Ainsi tombent une à une toutes les assertions des protectionistes, ainsi s’évanouissent tous les fantômes qu’ils évoquent. Cette infériorité de notre industrie, dont ils s’autorisent, est leur ouvrage Elle s’effacerait presque aussitôt sous un régime de liberté. Une chose est vraie pourtant dans leurs allégations, c’est que toute industrie particulière qu’on exposerait seule à la concurrence étrangère succomberait. Comment se soutiendrait-elle, en effet, dans une position semblable, lorsque, le monopole étant autour d’elle la loi commune, elle paierait tout plus cher que l’étranger ? Aussi, faut-il considérer comme dérisoire ce langage que les protectionistes tiennent à quelques-uns de nos industriels, par exemple aux armateurs : « Vous demandez la liberté du commerce ; voulez-vous en faire l’essai pour vous-même en renonçant aux droits différentiels qui protègent vos armemens ? » Évidemment une telle proposition n’est pas sérieuse.

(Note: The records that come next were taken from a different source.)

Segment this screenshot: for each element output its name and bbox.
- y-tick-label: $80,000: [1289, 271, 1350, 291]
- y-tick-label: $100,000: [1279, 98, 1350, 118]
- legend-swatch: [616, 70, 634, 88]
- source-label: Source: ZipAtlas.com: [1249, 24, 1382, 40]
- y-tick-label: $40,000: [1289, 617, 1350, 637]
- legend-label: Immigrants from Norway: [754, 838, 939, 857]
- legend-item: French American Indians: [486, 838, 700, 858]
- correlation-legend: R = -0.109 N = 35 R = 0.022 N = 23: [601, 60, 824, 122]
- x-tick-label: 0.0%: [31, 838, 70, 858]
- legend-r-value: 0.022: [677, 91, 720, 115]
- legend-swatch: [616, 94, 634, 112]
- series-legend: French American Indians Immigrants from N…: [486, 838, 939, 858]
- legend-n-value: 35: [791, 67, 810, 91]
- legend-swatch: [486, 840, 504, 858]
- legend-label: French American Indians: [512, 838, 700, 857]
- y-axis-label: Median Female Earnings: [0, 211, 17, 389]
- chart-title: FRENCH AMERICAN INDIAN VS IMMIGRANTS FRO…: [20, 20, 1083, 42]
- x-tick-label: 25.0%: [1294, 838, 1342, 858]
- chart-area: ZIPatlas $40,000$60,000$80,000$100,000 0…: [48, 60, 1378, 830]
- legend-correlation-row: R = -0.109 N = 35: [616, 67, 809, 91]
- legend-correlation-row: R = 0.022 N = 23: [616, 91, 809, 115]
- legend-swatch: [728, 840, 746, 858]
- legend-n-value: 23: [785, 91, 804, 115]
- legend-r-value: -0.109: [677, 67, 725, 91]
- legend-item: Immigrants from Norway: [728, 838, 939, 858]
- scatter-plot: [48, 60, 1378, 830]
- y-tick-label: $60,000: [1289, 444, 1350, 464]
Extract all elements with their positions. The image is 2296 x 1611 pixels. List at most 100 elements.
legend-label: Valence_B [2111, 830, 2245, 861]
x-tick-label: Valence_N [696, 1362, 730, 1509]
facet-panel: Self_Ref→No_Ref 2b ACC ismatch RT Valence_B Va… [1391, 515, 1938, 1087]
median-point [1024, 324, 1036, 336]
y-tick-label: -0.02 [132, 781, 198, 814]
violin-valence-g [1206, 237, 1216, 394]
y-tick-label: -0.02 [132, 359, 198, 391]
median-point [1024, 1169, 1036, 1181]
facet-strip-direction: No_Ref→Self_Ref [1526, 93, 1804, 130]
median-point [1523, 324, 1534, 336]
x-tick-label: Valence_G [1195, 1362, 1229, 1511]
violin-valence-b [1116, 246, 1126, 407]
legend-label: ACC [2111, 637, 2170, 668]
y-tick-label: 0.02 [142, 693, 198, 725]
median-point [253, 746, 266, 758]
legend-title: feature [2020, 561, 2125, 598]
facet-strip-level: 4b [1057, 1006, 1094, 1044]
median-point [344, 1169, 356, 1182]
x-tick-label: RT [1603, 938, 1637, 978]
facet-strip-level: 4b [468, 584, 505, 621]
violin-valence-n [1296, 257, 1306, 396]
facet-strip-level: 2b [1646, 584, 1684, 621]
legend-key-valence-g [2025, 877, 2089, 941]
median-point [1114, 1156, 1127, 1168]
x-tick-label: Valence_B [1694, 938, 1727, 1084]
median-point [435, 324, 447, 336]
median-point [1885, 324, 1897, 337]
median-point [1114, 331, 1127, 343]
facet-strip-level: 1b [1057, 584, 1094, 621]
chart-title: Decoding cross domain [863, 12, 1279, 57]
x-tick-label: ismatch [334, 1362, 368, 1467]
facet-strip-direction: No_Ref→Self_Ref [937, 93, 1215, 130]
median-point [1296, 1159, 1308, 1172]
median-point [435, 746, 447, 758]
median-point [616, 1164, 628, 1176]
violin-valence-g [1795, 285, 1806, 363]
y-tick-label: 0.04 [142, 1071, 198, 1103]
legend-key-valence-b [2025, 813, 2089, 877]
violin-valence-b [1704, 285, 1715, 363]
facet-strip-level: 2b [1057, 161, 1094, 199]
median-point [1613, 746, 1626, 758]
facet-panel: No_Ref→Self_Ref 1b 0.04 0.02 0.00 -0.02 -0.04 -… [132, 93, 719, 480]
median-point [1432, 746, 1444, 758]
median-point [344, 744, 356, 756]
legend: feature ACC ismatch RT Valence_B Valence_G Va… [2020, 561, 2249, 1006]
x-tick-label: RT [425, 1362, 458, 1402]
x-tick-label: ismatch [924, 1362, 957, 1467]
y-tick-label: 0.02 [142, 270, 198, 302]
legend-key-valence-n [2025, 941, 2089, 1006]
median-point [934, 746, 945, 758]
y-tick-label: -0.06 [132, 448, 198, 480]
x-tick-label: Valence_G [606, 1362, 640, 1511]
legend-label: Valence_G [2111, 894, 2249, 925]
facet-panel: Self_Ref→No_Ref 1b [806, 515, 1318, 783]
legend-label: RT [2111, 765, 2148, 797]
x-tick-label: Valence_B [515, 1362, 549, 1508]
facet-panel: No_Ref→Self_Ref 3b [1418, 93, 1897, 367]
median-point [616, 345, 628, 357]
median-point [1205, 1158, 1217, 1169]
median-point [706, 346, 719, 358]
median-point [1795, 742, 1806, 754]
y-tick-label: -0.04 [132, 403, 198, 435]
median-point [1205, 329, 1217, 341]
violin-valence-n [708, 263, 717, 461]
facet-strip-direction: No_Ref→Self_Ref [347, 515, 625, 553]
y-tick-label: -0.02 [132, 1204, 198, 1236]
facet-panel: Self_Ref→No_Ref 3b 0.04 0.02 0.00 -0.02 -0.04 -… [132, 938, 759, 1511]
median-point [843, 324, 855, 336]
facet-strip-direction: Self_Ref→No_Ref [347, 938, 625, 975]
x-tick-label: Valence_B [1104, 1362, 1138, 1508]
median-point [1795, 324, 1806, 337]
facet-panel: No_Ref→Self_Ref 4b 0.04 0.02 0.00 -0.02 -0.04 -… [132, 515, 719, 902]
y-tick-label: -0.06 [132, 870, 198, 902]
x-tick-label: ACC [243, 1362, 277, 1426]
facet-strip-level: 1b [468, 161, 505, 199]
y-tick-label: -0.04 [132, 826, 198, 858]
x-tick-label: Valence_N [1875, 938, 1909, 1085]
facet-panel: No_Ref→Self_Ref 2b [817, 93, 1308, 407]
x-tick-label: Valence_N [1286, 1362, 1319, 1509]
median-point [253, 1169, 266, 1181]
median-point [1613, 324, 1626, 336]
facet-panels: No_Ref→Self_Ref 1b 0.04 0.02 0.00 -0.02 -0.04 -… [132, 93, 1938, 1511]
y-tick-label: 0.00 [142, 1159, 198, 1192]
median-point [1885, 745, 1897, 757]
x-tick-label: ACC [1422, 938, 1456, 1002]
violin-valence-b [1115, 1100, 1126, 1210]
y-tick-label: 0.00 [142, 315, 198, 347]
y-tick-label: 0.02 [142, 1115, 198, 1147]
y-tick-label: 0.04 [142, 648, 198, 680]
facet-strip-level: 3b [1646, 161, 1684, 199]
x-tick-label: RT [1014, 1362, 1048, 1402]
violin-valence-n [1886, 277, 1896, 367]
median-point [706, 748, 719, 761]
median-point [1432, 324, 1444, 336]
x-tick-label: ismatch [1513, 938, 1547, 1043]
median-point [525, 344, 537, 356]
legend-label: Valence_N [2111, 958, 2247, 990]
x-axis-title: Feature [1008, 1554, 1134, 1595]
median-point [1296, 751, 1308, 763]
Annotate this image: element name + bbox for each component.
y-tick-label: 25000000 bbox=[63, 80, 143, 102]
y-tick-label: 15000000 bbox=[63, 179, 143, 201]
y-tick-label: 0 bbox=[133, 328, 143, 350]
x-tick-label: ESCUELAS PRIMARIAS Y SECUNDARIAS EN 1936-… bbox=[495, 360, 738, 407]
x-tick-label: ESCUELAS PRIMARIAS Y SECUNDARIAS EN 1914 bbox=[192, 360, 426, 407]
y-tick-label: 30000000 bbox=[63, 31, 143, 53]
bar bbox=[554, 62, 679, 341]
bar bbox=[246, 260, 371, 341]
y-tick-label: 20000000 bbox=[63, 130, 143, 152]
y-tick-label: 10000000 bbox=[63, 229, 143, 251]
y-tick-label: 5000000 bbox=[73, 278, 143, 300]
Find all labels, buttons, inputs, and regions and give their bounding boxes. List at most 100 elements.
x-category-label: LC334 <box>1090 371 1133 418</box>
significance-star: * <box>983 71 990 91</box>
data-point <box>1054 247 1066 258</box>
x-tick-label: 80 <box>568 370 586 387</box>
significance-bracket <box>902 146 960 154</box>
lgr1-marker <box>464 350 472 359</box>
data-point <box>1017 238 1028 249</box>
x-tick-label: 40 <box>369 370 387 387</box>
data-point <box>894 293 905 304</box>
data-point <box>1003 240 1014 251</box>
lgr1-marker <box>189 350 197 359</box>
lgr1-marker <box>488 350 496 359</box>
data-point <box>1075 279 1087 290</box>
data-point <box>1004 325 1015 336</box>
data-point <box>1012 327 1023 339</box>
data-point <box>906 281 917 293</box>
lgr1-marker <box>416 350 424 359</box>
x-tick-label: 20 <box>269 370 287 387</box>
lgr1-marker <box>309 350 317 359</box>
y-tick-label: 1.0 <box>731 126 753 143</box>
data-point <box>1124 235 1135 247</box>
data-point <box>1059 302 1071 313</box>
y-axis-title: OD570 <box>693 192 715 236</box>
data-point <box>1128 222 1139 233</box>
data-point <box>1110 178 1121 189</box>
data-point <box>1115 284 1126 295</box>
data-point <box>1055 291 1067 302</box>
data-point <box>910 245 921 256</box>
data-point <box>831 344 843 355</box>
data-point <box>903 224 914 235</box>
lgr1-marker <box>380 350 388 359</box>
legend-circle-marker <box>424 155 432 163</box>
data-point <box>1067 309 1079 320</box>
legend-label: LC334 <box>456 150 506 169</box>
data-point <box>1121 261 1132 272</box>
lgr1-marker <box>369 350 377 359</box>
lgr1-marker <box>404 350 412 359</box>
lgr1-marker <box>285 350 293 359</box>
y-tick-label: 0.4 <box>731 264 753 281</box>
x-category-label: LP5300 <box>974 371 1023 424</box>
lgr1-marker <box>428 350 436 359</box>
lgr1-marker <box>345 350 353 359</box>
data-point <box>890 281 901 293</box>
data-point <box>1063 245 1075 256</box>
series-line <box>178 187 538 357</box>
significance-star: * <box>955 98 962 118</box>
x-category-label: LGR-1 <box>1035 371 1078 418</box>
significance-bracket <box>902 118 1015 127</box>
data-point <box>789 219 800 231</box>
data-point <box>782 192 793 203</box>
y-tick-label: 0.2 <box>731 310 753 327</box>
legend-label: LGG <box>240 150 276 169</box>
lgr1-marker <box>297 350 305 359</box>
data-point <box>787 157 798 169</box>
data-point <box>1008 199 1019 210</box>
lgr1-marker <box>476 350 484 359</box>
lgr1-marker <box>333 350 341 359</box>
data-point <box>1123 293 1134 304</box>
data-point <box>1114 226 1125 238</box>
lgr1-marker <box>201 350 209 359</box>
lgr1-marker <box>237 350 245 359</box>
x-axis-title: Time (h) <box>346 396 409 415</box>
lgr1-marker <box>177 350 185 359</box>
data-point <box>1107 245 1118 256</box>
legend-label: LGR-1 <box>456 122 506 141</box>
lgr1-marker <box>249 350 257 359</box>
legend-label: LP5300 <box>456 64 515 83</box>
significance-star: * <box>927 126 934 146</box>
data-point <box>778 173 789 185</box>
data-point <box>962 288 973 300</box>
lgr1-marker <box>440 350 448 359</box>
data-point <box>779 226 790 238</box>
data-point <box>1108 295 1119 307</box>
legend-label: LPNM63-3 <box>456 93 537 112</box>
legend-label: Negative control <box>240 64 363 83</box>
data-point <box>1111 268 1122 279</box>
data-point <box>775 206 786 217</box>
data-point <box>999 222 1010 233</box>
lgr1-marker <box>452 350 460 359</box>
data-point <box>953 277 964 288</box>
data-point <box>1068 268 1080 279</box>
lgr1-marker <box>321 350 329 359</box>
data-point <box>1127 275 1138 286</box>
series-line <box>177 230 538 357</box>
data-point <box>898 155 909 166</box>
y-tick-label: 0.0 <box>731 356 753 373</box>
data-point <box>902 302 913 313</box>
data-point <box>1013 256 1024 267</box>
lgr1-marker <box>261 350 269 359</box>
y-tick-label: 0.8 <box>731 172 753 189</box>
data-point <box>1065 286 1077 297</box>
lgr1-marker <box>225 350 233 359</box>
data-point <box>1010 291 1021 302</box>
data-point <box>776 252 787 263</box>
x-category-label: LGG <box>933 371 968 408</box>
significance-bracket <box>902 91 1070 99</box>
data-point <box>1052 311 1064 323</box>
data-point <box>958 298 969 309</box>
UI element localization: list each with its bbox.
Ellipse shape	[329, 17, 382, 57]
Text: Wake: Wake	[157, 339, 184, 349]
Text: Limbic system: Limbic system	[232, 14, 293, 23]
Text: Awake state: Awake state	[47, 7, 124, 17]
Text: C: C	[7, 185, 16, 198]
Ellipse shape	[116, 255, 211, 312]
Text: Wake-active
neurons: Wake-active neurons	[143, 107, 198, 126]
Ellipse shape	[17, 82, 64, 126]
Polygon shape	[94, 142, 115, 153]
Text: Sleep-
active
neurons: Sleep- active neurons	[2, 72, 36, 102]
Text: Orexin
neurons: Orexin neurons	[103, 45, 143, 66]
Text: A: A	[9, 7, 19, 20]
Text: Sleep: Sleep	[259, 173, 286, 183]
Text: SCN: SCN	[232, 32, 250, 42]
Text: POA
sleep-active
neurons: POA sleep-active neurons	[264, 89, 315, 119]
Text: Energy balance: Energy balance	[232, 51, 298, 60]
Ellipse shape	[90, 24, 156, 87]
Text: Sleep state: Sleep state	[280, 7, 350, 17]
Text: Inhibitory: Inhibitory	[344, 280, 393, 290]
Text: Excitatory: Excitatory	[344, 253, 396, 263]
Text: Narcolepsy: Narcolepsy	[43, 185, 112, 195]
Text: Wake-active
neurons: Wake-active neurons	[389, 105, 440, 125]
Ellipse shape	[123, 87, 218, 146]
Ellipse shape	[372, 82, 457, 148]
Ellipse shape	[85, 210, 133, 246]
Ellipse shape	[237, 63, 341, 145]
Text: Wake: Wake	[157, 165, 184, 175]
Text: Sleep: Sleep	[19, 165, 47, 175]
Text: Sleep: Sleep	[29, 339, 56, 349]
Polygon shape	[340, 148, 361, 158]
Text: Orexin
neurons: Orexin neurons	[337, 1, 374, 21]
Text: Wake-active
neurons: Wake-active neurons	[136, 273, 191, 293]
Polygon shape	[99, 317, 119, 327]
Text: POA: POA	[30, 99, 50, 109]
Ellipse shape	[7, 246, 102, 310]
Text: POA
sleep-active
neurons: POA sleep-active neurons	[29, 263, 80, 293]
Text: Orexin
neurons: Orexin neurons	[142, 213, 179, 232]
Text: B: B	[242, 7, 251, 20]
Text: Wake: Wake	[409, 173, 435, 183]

Quoi ! vous voulez que nous allions lutter corps à corps avec les armateurs étrangers, quand de toutes parts vous nous chargez de chaînes ! Si faible et si fragile que soit l’appui des droits différentiels, nous y tenons, parce que, dans la navigation internationale, c’est encore, après tout, le seul abri qui nous reste. Oui, nous voulons la liberté, mais à condition qu’elle sera générale. Nous acceptons la concurrence avec les armateurs étrangers, mais à condition que nous serons d’abord dégrevés de toutes les charges artificielles que nous supportons, à condition que nous aurons aux mêmes prix qu’eux, aux prix du commerce libre, tous les objets que nous employons, le bois, le fer, le cuivre, le chanvre, le goudron, les cordages, la toilerie et le reste. Rien de plus juste au fond que ces réserves. Certes, la liberté du commerce est salutaire et bonne ; elle ne l’est pas seulement

  1. Année 1843 : France, tonnage : 590,077 ; États-Unis, 2,158,603 ; Angleterre, 3,588,387.
    Les renseignemens officiels pour l’Angleterre et les États-Unis ne vont pas au-delà de l’année 1843. (Voyez les documens fournis par M. le ministre du commerce aux conseils-généraux de l’agriculture, des manufactures et du commerce, dans leur dernière session.)